An amount of N$22.54 million is earmarked for the development of the forestry sector; and N$66,1 million has been allocated to supervision and support services.
"The budget I am motivating is for the basic needs for human kind, namely, bread and butter issues, and food and water, without which life comes to a standstill and for the sustainable socio-economic development of our people," he motivated.
However, he said it is disheartening to note that despite the significance of agriculture, water and forestry to the nation's livelihood and economic development, the allocations to this crucial sector of the economy is continuously on a decline.
Namibia has also made commitments at global, continental, regional and national levels. The allocations to the sector have dropped from an average of 4.6 percent over the past 11 years to 2.9 percent of the total national budget currently.
This, he said is contrary to the commitment as a country under the frameworks of the Sustainable Development Agenda 2030 at global level, the Comprehensive Africa Agriculture Development Programme at continental level as articulated in the Maputo and Malabo Declarations where we committed ourselves to allocate not less than 10 percent of national budget to agriculture.
Furthermore, he noted, at national level, the agricultural sector has an obligation to ensure that there is food at all times to feed the growing population and that no one dies of hunger, which is attributed to lack of food. This is outlined in the country's Vision 2030, the fifth National Development Plan (NDP5) and Harambee Prosperity Plan (HPP), where agriculture is one of the four strategic priority sectors to be fast-tracked during the Harambee period.

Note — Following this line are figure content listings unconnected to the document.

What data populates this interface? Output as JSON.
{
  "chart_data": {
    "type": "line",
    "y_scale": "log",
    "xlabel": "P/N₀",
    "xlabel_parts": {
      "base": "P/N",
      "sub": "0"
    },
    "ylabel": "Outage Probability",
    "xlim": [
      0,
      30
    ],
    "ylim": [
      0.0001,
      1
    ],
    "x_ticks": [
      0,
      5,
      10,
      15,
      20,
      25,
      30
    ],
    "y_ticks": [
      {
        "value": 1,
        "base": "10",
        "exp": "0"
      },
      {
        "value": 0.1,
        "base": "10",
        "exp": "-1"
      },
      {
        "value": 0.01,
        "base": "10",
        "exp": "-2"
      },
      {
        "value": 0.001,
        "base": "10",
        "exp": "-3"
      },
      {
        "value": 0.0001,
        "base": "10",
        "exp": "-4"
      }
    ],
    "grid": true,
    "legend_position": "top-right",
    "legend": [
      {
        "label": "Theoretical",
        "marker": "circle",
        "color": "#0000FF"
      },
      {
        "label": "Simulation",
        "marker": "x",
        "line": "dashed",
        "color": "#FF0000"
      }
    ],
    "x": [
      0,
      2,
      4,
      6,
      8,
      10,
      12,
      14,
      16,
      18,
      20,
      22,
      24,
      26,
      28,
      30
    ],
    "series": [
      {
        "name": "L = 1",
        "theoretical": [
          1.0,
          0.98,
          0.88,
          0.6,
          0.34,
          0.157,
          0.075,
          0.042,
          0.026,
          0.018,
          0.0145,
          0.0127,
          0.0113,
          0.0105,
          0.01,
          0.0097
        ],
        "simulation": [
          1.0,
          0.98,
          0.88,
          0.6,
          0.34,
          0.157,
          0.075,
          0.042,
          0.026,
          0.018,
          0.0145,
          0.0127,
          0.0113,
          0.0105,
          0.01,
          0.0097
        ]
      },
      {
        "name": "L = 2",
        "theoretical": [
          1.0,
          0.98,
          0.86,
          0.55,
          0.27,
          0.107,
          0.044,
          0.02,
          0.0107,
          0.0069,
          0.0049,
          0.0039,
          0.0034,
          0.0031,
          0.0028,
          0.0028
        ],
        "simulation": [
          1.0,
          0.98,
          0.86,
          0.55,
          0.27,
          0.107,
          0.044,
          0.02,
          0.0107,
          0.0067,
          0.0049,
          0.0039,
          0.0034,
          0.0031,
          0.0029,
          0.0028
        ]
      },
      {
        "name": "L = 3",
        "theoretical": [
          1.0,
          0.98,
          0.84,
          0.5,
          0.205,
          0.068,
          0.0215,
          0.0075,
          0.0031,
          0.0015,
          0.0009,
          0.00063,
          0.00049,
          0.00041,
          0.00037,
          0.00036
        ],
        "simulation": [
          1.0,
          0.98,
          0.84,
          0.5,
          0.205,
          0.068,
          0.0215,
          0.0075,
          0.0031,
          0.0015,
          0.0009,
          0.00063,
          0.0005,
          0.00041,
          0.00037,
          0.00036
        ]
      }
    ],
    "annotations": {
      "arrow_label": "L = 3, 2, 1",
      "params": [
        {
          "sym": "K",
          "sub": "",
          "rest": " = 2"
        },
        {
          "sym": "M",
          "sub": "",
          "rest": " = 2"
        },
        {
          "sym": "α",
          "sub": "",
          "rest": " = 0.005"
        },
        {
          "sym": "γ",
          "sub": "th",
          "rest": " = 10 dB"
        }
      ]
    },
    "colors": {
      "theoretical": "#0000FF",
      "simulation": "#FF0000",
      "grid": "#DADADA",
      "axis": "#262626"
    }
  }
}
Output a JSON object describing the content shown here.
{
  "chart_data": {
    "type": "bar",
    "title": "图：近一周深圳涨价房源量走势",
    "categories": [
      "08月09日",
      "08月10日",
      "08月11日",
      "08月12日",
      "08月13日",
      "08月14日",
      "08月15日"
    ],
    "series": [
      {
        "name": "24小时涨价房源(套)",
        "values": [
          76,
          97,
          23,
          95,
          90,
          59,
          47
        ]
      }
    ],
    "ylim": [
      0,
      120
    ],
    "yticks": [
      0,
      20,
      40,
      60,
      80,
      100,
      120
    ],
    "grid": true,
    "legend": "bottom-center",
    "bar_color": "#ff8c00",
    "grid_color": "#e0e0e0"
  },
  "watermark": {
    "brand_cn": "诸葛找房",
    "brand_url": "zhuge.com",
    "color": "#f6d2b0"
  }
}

According to him, agriculture remains a strategic sector as it continues to supports about 70 percent of the Namibian population and employs about 167 242 individuals (90 076 male and 77 166 female), which represents 15.3 percent of the total Namibian workforce (Namibia Labour Force Survey, 2018).
He further noted that for Namibia to attain the noble objectives of Vision 2030, NDP5 and HPP, agriculture that supplies water, food and raw materials required for industrialisation need to be accorded the priority it deserves in the national budget allocation.
This, he says is because agriculture is inextricably linked with, and is key for the attainment of 14 of the Sustainable Development Goals.